Although Bayesian methods can offer more flexibility, including the range of statistical models that can be specified and estimated via Markov Chain Monte Carlo (MCMC) and related simulation methods, they require greater statistical expertise to conduct.95 There are specific additional statistics and plots that should be checked to ensure accuracy of the findings.11 Model fit should be assessed by comparing the posterior mean of the residual deviance to the number of data points. Convergence describes the point when the MCMC method reaches a stable distribution and can be assessed using trace plots and the Gelman-Rubin potential scale reduction factor. When comparing effect estimates derived from frequentist and Bayesian NMA, a simulation study found that they were generally similar in performance.96 The preference for Bayesian methods is reflected in there being slightly more NMAs in anaesthesia using this method (55% vs 40%), although detailed reporting of Bayesian model statistics occurred in only a third of reviews.9

Assessing clinical significance in the presence of effect modification

Although the issue of clinical significance is not exclusive to NMA,6 interpretation of clinical significance in the presence of effect modification is critical. There is frequently a lack of clinical significance reported in reviews of acute pain specific to our previous examples.97,98 This has the potential to lead to spurious claims and might reduce the clinical use of agents that could have clinical benefit in certain circumstances. This is because whatever the covariate may be, if effect modification exists, then clinical significance varies depending on the value of the covariate. For example, in Fig 2a it can be observed that effects vary based on the covariate. Therefore, quoting a single value does not capture this nuance.99 Further, the use of Bayesian methods can allow probability statements on whether a treatment surpasses a minimum clinically significant threshold.

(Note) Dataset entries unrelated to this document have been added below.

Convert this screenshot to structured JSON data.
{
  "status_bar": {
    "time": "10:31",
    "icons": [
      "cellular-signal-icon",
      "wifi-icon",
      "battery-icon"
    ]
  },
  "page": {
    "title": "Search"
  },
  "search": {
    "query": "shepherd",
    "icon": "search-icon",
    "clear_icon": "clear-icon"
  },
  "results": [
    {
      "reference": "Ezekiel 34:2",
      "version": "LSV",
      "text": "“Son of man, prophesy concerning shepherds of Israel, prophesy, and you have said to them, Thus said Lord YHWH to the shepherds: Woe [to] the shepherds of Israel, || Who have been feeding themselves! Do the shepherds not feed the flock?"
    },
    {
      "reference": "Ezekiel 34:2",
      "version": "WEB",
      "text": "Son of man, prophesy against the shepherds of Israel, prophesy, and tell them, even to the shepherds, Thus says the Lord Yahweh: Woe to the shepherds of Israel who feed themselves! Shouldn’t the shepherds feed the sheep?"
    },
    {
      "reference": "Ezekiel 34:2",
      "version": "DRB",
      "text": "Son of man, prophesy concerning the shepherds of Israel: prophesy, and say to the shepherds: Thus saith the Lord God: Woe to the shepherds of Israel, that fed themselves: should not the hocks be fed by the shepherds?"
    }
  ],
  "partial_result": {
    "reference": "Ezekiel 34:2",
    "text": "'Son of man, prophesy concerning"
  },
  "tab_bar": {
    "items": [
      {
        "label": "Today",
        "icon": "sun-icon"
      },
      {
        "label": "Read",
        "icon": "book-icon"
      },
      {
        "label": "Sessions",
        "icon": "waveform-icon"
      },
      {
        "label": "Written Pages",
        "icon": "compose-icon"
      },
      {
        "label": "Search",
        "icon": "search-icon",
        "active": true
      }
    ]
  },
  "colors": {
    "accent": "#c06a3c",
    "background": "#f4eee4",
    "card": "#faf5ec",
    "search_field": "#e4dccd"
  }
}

Considerations for authors of network meta-analyses

There has been a large increase in NMA publications over recent years. It is therefore important for NMA authors to consider carefully the clinical importance of the topic and results in the review, to incorporate extensive literature searches conducted by qualified and experienced contributors, and to adhere to the highest methodological standards. In addition, the results and conclusions should be presented logically and in a format that is accessible to those reading and reviewing the article. These factors facilitate the translation of NMA results into clinical practice. In the future, artificial intelligence could help automate many of the tasks in an NMA, which is an ongoing area of research.100

Conclusions

NMA offers many advantages over pairwise meta-analysis, although it is inherently more complex and has the important additional assumption of transitivity. We present evidence from published studies of violations of this assumption, coupled with inadequate conduct of NMAs in the field of anaesthesia and in the general literature. We present a methodology to help improve these weaknesses and discuss issues for the general reader to help appraise such articles in the literature.

Authors’ contributions

Conception, data analysis: BD

Data interpretation, writing manuscript, approving final version, and agreement to be accountable for data: all authors

Funding

NC and AS were supported by the UK National Institute for Health and Care Research (NIHR), Applied Research Collaboration East Midlands (ARC EM), and Leicester NIHR Biomedical Research Centre (BRC). The views expressed are those of the authors and not necessarily those of the NIHR or the Department of Health and Social Care.

Declaration of interest

JH is associate editor-in-chief of the British Journal of Anaesthesia. The content of this article represents the experience of the authors and a presentation of the reviewed evidence. It does not represent the policy of the British Journal of Anaesthesia.